Les 22,1 millions d'électeurs voteront six fois pour déterminer l'avenir politique de ce pays considéré comme un îlot démocratique dans une région instable, mais qui fut aussi le théâtre de graves violences il y a quinze ans.
Le duel s'annonce serré entre les deux principaux candidats à la présidence, des figures du paysage politique dont les visages s'affichent depuis des mois à travers le pays.Raila Odinga, 77 ans, vétéran de l'opposition désormais soutenu par le pouvoir, affronte William Ruto, 55 ans, vice-président qui fait figure de challenger.
Samedi, dernier jour de campagne, chacun a voulu montrer ses muscles en tenant un ultime meeting électoral dans un stade de la capitale kényane, y faisant affluer des milliers de partisans, vêtus de jaune pour le camp Ruto et de bleu côté Odinga.
Si aucun des deux adversaires, qui se connaissent bien pour avoir été alliés dans le passé, n'obtient mardi plus de 50% des voix, le Kenya connaîtra pour la toute première fois un second tour dans une élection présidentielle.
Quelle que soit l'issue, le nouveau président marquera l'histoire en n'appartenant pas à la communauté kikuyu, la première du pays, qui contrôle le sommet de l'Etat depuis vingt ans et dont est issu le sortant Uhuru Kenyatta - que la Constitution empêchait de se représenter après deux mandats.
Mardi, les électeurs inscrits dans quelque 46.000 bureaux de vote - ouverts entre 06H00 et 17H00 locales (03H00 à 14H00 GMT) - doivent départager un Luo, M. Odinga, et un Kalenjin, M. Ruto, deux autres importantes communautés du pays.
- Spectre des violences -
Dans ce pays historiquement marqué par le vote tribal, certains experts estiment que ce facteur pourrait s'estomper cette année face aux enjeux économiques, tant la flambée du coût de la vie domine les esprits.
La pandémie, puis la guerre en Ukraine, ont durement touché ce moteur économique régional, qui malgré une croissance dynamique (7,5% en 2021) reste très corrompu et inégalitaire - trois Kényans sur dix vivent avec moins de 1,90 dollar par jour selon la Banque mondiale.

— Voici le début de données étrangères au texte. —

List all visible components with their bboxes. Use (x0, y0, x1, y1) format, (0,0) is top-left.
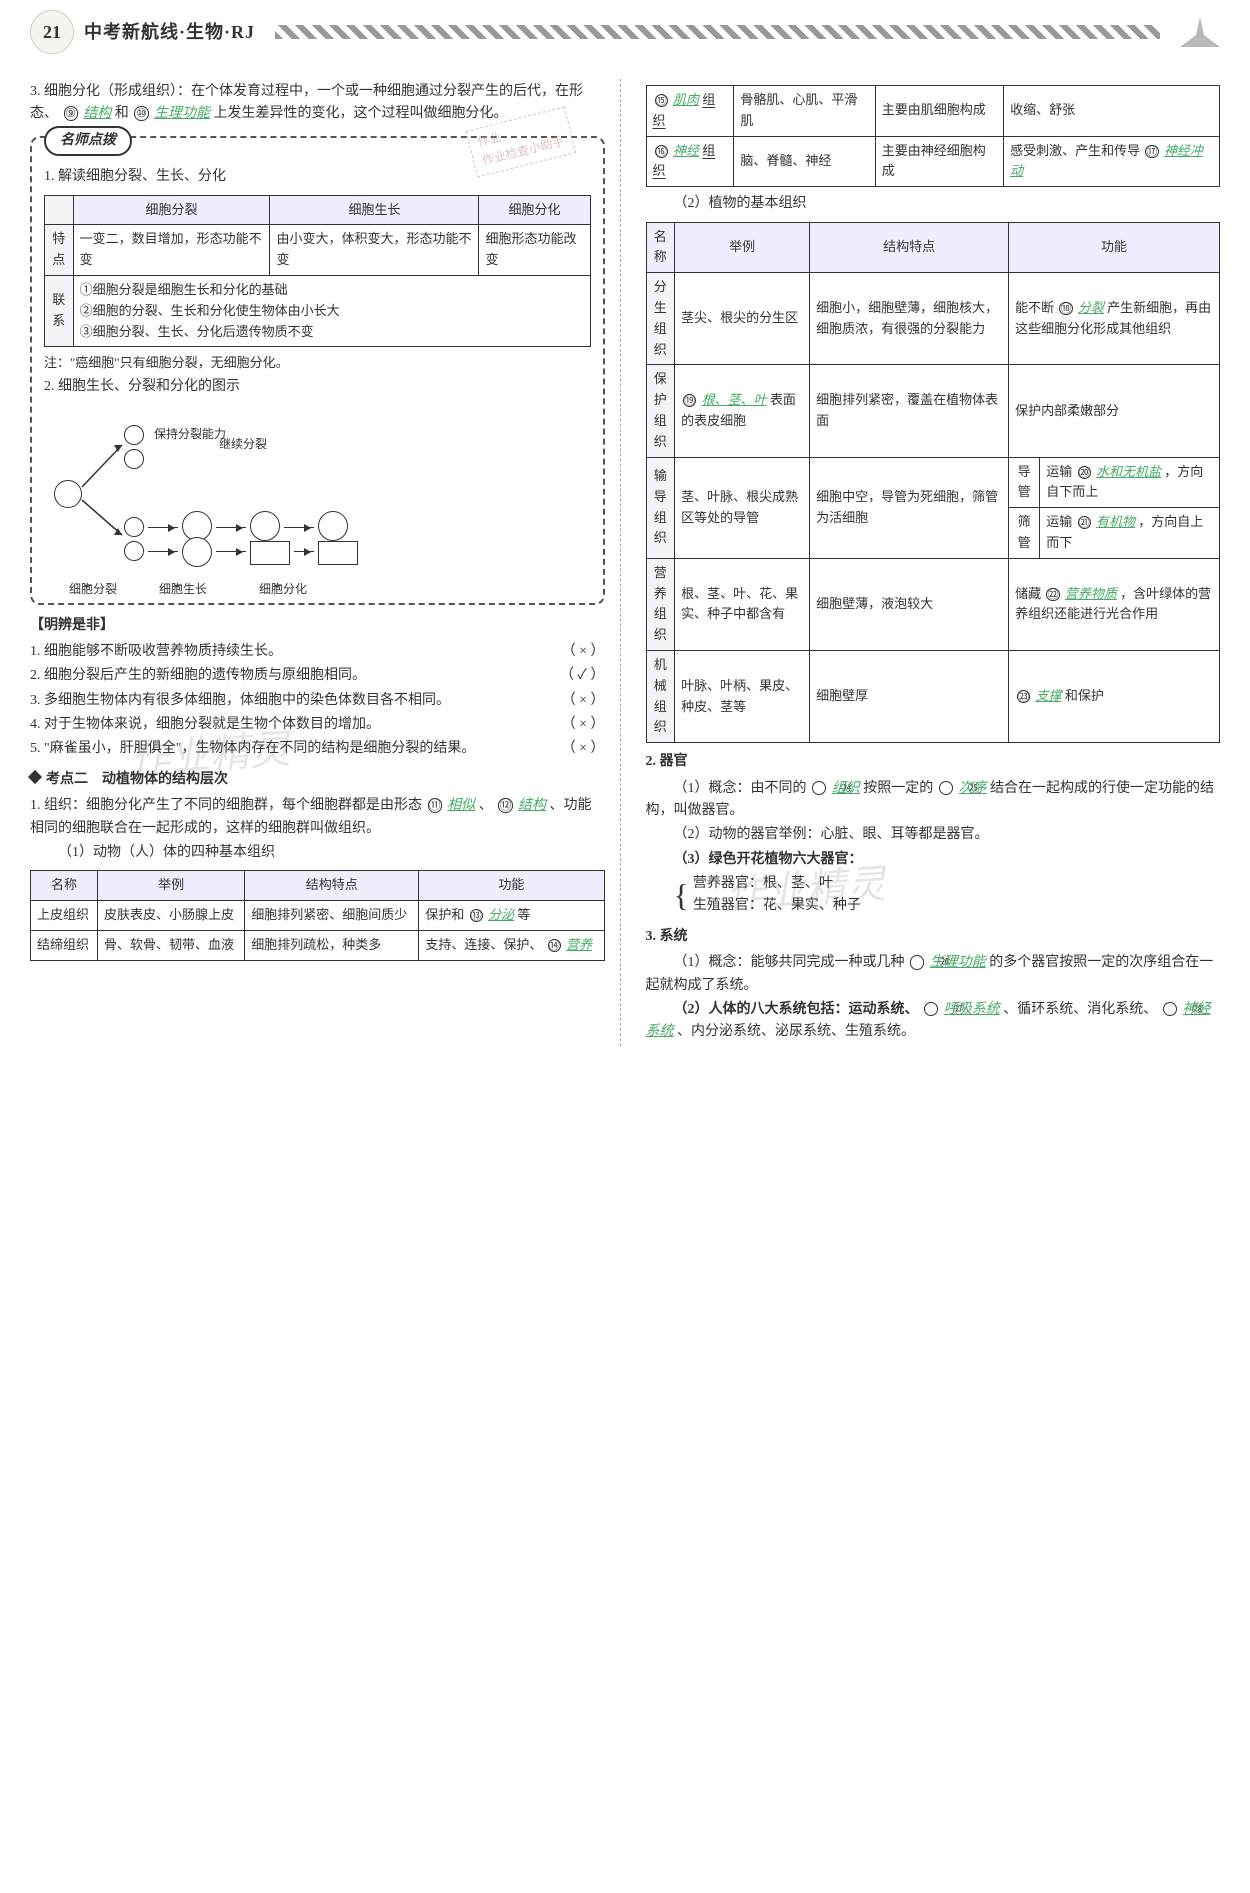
table-row: 分生组织 茎尖、根尖的分生区 细胞小，细胞壁薄，细胞核大，细胞质浓，有很强的分裂… (646, 273, 1220, 365)
table-row: 机械组织 叶脉、叶柄、果皮、种皮、茎等 细胞壁厚 ㉓ 支撑 和保护 (646, 650, 1220, 742)
judge-item: 4. 对于生物体来说，细胞分裂就是生物个体数目的增加。（ × ） (30, 714, 605, 736)
judge-title: 【明辨是非】 (30, 615, 605, 637)
sec-2-2: （2）动物的器官举例：心脏、眼、耳等都是器官。 (646, 824, 1221, 846)
teacher-line-2: 2. 细胞生长、分裂和分化的图示 (44, 376, 591, 398)
teacher-tag: 名师点拨 (44, 126, 132, 156)
organ-brace-group: { 营养器官：根、茎、叶 生殖器官：花、果实、种子 (674, 873, 1221, 918)
table-animal-tissue: 名称 举例 结构特点 功能 上皮组织 皮肤表皮、小肠腺上皮 细胞排列紧密、细胞间… (30, 870, 605, 960)
table-row: 结缔组织 骨、软骨、韧带、血液 细胞排列疏松，种类多 支持、连接、保护、 ⑭ 营… (31, 931, 605, 961)
header-hatch (275, 25, 1160, 39)
sec-3-title: 3. 系统 (646, 926, 1221, 948)
table-row: ⑮ 肌肉 组织 骨骼肌、心肌、平滑肌 主要由肌细胞构成 收缩、舒张 (646, 86, 1220, 137)
page-header: 21 中考新航线·生物·RJ (0, 0, 1250, 59)
table-row: 保护组织 ⑲ 根、茎、叶 表面的表皮细胞 细胞排列紧密，覆盖在植物体表面 保护内… (646, 365, 1220, 457)
teacher-tip-box: 名师点拨 作业 作业检查小助手 1. 解读细胞分裂、生长、分化 细胞分裂 细胞生… (30, 136, 605, 605)
row-head: 联系 (45, 275, 74, 346)
table-row: ⑯ 神经 组织 脑、脊髓、神经 主要由神经细胞构成 感受刺激、产生和传导 ⑰ 神… (646, 136, 1220, 187)
judge-item: 5. "麻雀虽小，肝胆俱全"，生物体内存在不同的结构是细胞分裂的结果。（ × ） (30, 738, 605, 760)
kp2-item-1: 1. 组织：细胞分化产生了不同的细胞群，每个细胞群都是由形态 ⑪ 相似 、 ⑫ … (30, 795, 605, 840)
right-column: ⑮ 肌肉 组织 骨骼肌、心肌、平滑肌 主要由肌细胞构成 收缩、舒张 ⑯ 神经 组… (641, 79, 1221, 1046)
page-number-badge: 21 (30, 10, 74, 54)
left-column: 3. 细胞分化（形成组织）：在个体发育过程中，一个或一种细胞通过分裂产生的后代，… (30, 79, 621, 1046)
header-title: 中考新航线·生物·RJ (84, 18, 255, 47)
page-body: 3. 细胞分化（形成组织）：在个体发育过程中，一个或一种细胞通过分裂产生的后代，… (0, 59, 1250, 1066)
table-row: 上皮组织 皮肤表皮、小肠腺上皮 细胞排列紧密、细胞间质少 保护和 ⑬ 分泌 等 (31, 901, 605, 931)
sec-3-1: （1）概念：能够共同完成一种或几种 ㉖ 生理功能 的多个器官按照一定的次序组合在… (646, 952, 1221, 997)
sec-2-title: 2. 器官 (646, 751, 1221, 773)
table-plant-tissue: 名称 举例 结构特点 功能 分生组织 茎尖、根尖的分生区 细胞小，细胞壁薄，细胞… (646, 222, 1221, 744)
table-animal-tissue-cont: ⑮ 肌肉 组织 骨骼肌、心肌、平滑肌 主要由肌细胞构成 收缩、舒张 ⑯ 神经 组… (646, 85, 1221, 187)
table-row: 营养组织 根、茎、叶、花、果实、种子中都含有 细胞壁薄，液泡较大 储藏 ㉒ 营养… (646, 558, 1220, 650)
sec-3-2: （2）人体的八大系统包括：运动系统、 ㉗ 呼吸系统 、循环系统、消化系统、 ㉘ … (646, 999, 1221, 1044)
sec-2-1: （1）概念：由不同的 ㉔ 组织 按照一定的 ㉕ 次序 结合在一起构成的行使一定功… (646, 778, 1221, 823)
judge-item: 1. 细胞能够不断吸收营养物质持续生长。（ × ） (30, 641, 605, 663)
judge-item: 3. 多细胞生物体内有很多体细胞，体细胞中的染色体数目各不相同。（ × ） (30, 690, 605, 712)
table-row: 输导组织 茎、叶脉、根尖成熟区等处的导管 细胞中空，导管为死细胞，筛管为活细胞 … (646, 457, 1220, 508)
table-cell-compare: 细胞分裂 细胞生长 细胞分化 特点 一变二，数目增加，形态功能不变 由小变大，体… (44, 195, 591, 348)
kp2-sub1: （1）动物（人）体的四种基本组织 (30, 842, 605, 864)
ship-icon (1180, 17, 1220, 47)
cell-diagram: 保持分裂能力 继续分裂 (44, 405, 591, 585)
row-head: 特点 (45, 225, 74, 276)
kp2-sub2: （2）植物的基本组织 (646, 193, 1221, 215)
teacher-note: 注："癌细胞"只有细胞分裂，无细胞分化。 (44, 353, 591, 374)
sec-2-3: （3）绿色开花植物六大器官： (646, 849, 1221, 871)
judge-item: 2. 细胞分裂后产生的新细胞的遗传物质与原细胞相同。（ ✓ ） (30, 665, 605, 687)
judge-list: 1. 细胞能够不断吸收营养物质持续生长。（ × ） 2. 细胞分裂后产生的新细胞… (30, 641, 605, 761)
keypoint-2-title: 考点二 动植物体的结构层次 (30, 769, 605, 791)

"Nous voulons des emplois, des emplois, des emplois", insistait samedi au meeting de M. Ruto Grace Kawira, journalière de 32 ans qui nettoie des maisons, lave des vêtements."Tout ce qui paie.Mais ce n'est pas tous les jours.Nous ne faisons que survivre."
William Ruto, qui s'érige en défenseur des "débrouillards", a martelé ce week-end son ambition de "réduire le coût de la vie".Presque au même moment, M. Odinga promettait de faire du Kenya "une économie dynamique et mondiale", composé d'une seule "grande tribu".
Historiquement, la composante ethnique a nourri les conflits électoraux, comme en 2007-2008 quand la contestation des résultats par M. Odinga avait conduit à des affrontements inter-communautaires faisant plus de 1.100 morts.Quinze ans ont passé depuis ces violences mais leur spectre continue de planer.
En 2017, des dizaines de personnes étaient mortes dans la répression de manifestations, après une nouvelle contestation par M. Odinga des résultats du vote - finalement annulé par la Cour suprême dans une décision historique.
"Le Kenya vote, l'Afrique de l'Est retient son souffle", titrait samedi The East African, pointant son rôle clé pour le commerce régional.
Mais cet hebdomadaire respecté ajoutait que "le Kenya a fait de grandes enjambées dans son évolution démocratique, et est en fait regardé comme une démocratie mature selon les standards régionaux".
- Capitale alanguie -
En dehors de rares incidents et d'un impressionnant flux de désinformation sur les réseaux sociaux, la campagne fut paisible et les deux favoris ont appelé au calme.Quelque 150.000 officiers doivent cependant être déployés à travers le pays.
Lundi, la vie menait son cours normal à Nairobi, même si la dynamique capitale semblait quelque peu alanguie, en raison notamment de la fermeture des écoles et du départ de nombreux électeurs vers leur région d'origine.
Des sources diplomatiques ont affirmé à l'AFP avoir bon espoir que le calme prévaudrait mardi mais ont insisté sur de possibles tensions dans les jours suivant le vote, dans ce pays marqué par la suspicion de fraudes.
La Commission électorale, soumise à une pression extrême et qui a dû annuler lundi quatre scrutins locaux en raison notamment de problèmes d'impression des bulletins, a jusqu'au 16 août pour déclarer les résultats.